L’auteur de l’enquête, le journaliste Charles-Henry Boudet, a également découvert un domaine de chasse en enclos de 330 hectares près de Reims (51) où des daims, « bagués et issus d’un élevage » tournaient « en rond ». Les propriétaires promettent aux chasseurs de « passer un moment convivial et riche en émotion » lors de journées facturées 600 euros, selon France Bleu.
« En rentrant de reportage, je m’arrête devant ces daims et là, je vois les bagues, confie le journaliste à 30millionsdamis.fr. Je découvre qu’il s’agit d’un enclos. Ils n’étaient pas du tout effrayés. » Son tweet, partagé près de 8000 fois a choqué bon nombre d’internautes et de personnalités politiques. « C’est quelque chose dont moi-même j’ignorais l’existence avant notre enquête, évoque-t-il. C’est un monde discret mais le nombre d’enclos de chasse est en constante augmentation depuis 2000. Il est tout à fait possible que les chasseurs, dont le loisir devient de moins en moins tolérable pour l’opinion, se tournent de plus en plus vers ce type de chasse. »
Le nombre d’enclos de chasse est en constante augmentation depuis 2000.
C-H. Boudet – Journaliste Réseau d’Enquêtes
Quant aux chasseurs, ils sont eux-mêmes extrêmement divisés sur la pratique de la chasse en enclos. « Quand vous entendez pendant un quart d’heure la pétarade, franchement, même en tant que chasseur, je préfère descendre de mon mirador et rentrer chez moi, confiait à France Info Hubert-Louis Vuitton, président de la Fédération départementale des chasseurs du Loir-et-Cher. Ce qui me choque, c’est d’avoir ces quantités de gibier, étalés à droite à gauche, dans le sang ». Sur Reporterre, R. Louis, un chasseur, confirmait ce malaise : « Quand on prélève 200 sangliers en une partie de chasse sur un domaine de moins de 150 hectares, ce n’est plus de la chasse mais un massacre ».
De plus en plus de parcs et enclos en France
Selon l’Association pour la protection des animaux sauvages (ASPAS), ce ne sont pas moins de 1300 parcs et enclos qui détiendraient jusqu’à 100 000 cerfs, chevreuils, mouflons, daims et autres animaux. Et il y en aurait de plus en plus. L’ONG avait déjà réalisé une enquête sur le sujet en 2019.

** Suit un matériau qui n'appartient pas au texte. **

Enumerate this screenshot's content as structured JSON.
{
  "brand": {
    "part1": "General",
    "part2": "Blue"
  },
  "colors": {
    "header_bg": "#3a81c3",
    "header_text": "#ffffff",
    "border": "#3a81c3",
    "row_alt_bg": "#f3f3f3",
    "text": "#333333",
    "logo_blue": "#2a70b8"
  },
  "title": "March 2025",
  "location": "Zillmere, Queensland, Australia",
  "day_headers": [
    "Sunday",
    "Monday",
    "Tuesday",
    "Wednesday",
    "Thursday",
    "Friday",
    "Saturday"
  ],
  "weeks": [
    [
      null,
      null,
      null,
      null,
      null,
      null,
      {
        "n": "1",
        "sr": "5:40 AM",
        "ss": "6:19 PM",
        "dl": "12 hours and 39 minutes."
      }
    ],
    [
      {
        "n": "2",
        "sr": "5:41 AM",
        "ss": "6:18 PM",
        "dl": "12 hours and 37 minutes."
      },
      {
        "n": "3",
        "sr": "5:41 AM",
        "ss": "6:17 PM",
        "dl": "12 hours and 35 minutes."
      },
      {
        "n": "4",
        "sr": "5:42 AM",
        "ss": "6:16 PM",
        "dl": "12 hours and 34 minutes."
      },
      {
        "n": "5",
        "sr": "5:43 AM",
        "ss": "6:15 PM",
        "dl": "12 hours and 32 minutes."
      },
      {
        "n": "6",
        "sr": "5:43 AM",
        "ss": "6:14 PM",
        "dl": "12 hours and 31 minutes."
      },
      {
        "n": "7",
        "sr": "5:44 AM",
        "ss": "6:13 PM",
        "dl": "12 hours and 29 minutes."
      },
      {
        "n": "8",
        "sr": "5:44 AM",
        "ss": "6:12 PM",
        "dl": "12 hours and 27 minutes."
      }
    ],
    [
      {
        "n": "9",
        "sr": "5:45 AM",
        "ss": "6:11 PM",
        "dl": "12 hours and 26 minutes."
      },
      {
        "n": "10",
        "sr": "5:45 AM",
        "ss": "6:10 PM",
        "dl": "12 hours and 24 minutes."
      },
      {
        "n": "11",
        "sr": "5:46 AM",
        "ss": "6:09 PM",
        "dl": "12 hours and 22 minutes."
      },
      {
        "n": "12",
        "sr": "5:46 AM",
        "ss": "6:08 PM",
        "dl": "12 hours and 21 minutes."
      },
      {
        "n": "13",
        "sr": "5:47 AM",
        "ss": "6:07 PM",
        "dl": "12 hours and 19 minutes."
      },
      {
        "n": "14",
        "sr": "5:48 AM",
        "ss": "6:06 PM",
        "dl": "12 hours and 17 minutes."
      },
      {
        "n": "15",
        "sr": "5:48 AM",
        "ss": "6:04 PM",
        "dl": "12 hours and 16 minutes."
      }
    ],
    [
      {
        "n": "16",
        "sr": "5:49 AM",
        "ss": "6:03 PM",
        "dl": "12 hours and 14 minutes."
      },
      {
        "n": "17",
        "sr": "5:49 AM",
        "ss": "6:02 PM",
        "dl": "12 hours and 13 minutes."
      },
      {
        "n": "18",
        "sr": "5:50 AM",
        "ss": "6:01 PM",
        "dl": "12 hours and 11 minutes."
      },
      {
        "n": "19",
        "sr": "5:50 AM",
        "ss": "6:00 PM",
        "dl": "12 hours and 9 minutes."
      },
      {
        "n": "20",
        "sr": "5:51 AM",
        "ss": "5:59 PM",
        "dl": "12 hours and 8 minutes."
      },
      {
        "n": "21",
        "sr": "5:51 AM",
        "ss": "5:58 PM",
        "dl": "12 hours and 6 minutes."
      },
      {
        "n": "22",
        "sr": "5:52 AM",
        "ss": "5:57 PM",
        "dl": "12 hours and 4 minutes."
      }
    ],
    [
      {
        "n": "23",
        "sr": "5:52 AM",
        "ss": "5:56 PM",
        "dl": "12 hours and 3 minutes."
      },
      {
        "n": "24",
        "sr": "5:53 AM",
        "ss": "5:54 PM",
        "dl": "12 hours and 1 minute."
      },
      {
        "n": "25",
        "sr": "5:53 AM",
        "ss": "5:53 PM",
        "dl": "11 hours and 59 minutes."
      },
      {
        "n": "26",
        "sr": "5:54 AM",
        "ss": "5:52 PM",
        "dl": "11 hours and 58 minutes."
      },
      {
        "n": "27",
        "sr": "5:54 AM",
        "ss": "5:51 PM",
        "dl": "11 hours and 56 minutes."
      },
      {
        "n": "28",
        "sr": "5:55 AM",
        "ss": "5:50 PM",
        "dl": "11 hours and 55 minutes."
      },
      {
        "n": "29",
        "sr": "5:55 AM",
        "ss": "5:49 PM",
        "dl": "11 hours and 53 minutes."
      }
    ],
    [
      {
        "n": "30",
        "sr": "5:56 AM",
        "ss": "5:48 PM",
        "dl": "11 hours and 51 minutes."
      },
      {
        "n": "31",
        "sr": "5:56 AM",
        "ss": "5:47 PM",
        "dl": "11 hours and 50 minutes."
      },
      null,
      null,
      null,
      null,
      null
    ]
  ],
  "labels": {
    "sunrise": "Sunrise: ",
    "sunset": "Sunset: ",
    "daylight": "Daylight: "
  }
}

Comme la Fondation 30 Millions d’Amis l’a déjà dénoncé en février 2021, l’autre pan de la chasse en enclos est relatif aux animaux importés d’élevages : en effet, toute introduction provenant de France et d’élevages d’un pays-membre de l’Union européenne restent autorisées, moyennant respectivement une notification auprès d’une base de données et un certificat sanitaire.
Si – avec quatre textes législatifs déposés – le sujet de la chasse en enclos pourrait arriver sur les bancs de l’Assemblée nationale, le calendrier électoral lié à la fin de la mandature et à l’élection présidentielle de 2022 devrait en réalité repousser l’échéance. « Il s’agit probablement d’un chantier de début de législature », confirme François Cormier-Bouligeon. A suivre, donc.